Qul flamberge confesse ensuite sa routine

Sans tambour, estourbi, imprègne les luettes

Glanées et gobées, d'un subit trésaillement mal-

Voulu.

                                                          Echo itératif.

 

commentaire

 

Le thème de cet extrait de texte saute aux yeux et aux oreilles du lecteur : il s'agit de l’accouplement, ou plus exactement, pour annoncer déjà le vocabulaire de l'auteur, du coït.

 

1ère note marginale : tout effet produit discours


Nous nous limiterons, avec une approximation qui laissera du lest pour l'élève, l'étudiant ou l'amateur, à l'apect phonique, qui, ici, est l'objet d'une inventivité caractéristique. Un conseil, cependant : une exploration structurale et morphogénétique vous apportera maintes satisfactions. Voici énoncées les preuves du coït, après quoi nous exposerons le problème ou l'énigme que ce texte, contradictoirement, nous somme de mettre à jour.

 

2ème note marginale : le peu que la sexualité tient du corps


L'écriture obéit à une giclée qui ronge, à une "dictée du songe" (Lagarde et Michard, XXème, p. 348), il s'agit de la sève à l'état brut, et ce n'est pas pour nous surprendre que l'auteur place la poésie dans la pureté et l’authenticité ; nous reconnaissons bien là la volonté de rendre compte (et l’âme) du rêve, du fantasme, de la pensée traversée par un corps maître. Le texte porte à dessein, comme pour mystifier le lecteur inattentif, le masque du sonnet, ou plus exactement le masque d'un poème auquel les vers de 13 pieds le font marcher à un rythme tout de saccades et d'irrégularités. C'EST LE LANGAGE LUI-MÊME QUI JOUIT. Mais n’anticipons pas.

 

3ème note marginale : il n’est de rupture que bagages gagés

 

Questions de temps : le 1er vers est long, les suivants accélèrent sans qu'on puisse noter un cycle ou une évolution. C'est le chaos. Les images acoustiques : il semble que les phonèmes soient pourvus de sonorités plus spécifiquement significatives aue tout autre élément (sens, connotations, signes graphiques). Ainsi les Qui / con, flam / fesse, Sans / tam, Gla / gob sont-ils des couplages intéressant notre démonstration. Certes, les indices de corporalité sont lisibles (estourbi, luettes, gobées), mais également audibles (au 1er v. erge = verge, vierge ; con = vagin, fesse, tine = « ma titine », pine, sans = sang, glanées = gland, gob- = zob, trésaillement = saillie, mal- = mâle. L'attirail sonore est parlant mais non systématiquement étudié afin de ne pas installer le lecteur sur une piste trop évidente ou confortable qui rendrait le plaisir de lire amoindri ; l'auteur a pu penser au'il fallait laisser toutes les chances aux lectures autres, signe qu'il respecte infiniment son public.

 

4ème note marginale : l’alangue est la rédition du sens


Une étude phonétique nous conduirait trop loin ; sachez cependant que cinq r amènent le mot luette, organe mis à contribution aussi dans l'élu(e) (l'autre) de « les luettes », et dans uvitta (luette en latin) aui nous invite à penser à la vitesse (de vibration de l' organe) et au redoublement de l'article, comme pour accentuer son usage à l'occasion de la prononciation de son phonème.

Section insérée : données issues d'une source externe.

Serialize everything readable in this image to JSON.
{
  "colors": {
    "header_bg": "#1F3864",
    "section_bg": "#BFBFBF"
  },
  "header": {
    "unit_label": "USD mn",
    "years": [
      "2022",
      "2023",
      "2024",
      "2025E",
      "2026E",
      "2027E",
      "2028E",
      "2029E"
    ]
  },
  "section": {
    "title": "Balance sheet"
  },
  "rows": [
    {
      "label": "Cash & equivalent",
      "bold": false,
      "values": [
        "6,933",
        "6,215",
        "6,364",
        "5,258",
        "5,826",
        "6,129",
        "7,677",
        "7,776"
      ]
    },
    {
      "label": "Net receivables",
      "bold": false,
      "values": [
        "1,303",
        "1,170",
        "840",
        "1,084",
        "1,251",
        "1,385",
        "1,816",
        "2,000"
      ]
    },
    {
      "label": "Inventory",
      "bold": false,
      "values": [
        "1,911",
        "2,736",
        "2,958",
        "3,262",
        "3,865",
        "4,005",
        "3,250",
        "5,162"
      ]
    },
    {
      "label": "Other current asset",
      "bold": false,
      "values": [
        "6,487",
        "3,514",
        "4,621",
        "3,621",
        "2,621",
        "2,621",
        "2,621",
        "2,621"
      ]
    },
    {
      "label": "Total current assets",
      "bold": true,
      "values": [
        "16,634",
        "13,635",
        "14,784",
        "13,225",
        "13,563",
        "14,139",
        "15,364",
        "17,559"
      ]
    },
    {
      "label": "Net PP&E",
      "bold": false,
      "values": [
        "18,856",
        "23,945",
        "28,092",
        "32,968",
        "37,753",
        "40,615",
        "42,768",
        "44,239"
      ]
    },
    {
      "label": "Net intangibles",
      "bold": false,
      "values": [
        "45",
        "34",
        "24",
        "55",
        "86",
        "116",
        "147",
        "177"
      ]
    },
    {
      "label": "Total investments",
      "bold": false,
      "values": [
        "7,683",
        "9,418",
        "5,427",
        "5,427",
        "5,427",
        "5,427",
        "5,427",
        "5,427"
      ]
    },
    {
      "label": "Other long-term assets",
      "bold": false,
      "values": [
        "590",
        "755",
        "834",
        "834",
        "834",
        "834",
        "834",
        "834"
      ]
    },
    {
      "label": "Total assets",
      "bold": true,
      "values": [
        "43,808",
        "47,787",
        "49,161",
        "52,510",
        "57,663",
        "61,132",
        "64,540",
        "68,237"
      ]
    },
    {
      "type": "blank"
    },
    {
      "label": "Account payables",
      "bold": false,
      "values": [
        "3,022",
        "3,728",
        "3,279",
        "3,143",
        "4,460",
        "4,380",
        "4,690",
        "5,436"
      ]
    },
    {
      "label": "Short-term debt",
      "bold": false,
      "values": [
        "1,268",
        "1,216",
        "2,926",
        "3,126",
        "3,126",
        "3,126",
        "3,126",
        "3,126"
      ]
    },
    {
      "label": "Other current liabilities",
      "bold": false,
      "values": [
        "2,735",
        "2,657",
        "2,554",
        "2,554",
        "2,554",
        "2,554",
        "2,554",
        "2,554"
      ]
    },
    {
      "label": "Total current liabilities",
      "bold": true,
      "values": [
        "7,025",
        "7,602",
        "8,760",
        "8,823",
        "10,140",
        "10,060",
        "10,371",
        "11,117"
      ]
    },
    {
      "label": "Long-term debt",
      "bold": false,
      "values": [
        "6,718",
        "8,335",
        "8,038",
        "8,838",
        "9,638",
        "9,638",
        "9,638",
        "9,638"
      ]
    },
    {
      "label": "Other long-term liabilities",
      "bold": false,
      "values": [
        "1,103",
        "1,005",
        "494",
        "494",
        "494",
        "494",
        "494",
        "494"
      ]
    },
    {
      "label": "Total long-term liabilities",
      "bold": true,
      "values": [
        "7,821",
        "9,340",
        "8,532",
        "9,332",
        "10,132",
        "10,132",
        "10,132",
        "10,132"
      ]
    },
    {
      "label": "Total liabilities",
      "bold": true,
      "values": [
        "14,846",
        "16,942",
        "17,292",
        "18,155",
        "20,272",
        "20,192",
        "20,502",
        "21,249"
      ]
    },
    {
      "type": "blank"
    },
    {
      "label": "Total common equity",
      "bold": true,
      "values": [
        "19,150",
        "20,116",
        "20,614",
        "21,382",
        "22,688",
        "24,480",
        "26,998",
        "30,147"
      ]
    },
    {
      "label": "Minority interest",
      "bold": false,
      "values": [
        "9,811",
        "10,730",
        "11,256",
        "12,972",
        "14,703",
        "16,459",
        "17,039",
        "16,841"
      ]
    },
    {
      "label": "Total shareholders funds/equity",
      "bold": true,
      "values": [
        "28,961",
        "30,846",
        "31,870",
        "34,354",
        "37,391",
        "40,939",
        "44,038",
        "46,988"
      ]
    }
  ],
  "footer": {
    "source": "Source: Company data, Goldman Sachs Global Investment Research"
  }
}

Sachez enfin que parmi les consonnes ce sont les occlusives qui dominent (K, t, p, etc) : elles se produisent avec une occlusion momentanément complète du canal buccal, puis une ouverture brusque laissant échapper la colonne d'air.

 

5ème note marginale : le pouvoir des mrots

 

Procédés de dénonciations d'une conceptualisation idéaliste de l’amour : dans « flamberge » il y a flamme, verge, axés autour d'un b qui n'est pas sans rappeler bébé c'est-à-dire l'infantilisation du langage dans ces moments-là. Le mot « tambour » n'est pas là par hasard non plus ; il est constitué de amour, bourre, et tombe bien pour durer cent ans (bourg?).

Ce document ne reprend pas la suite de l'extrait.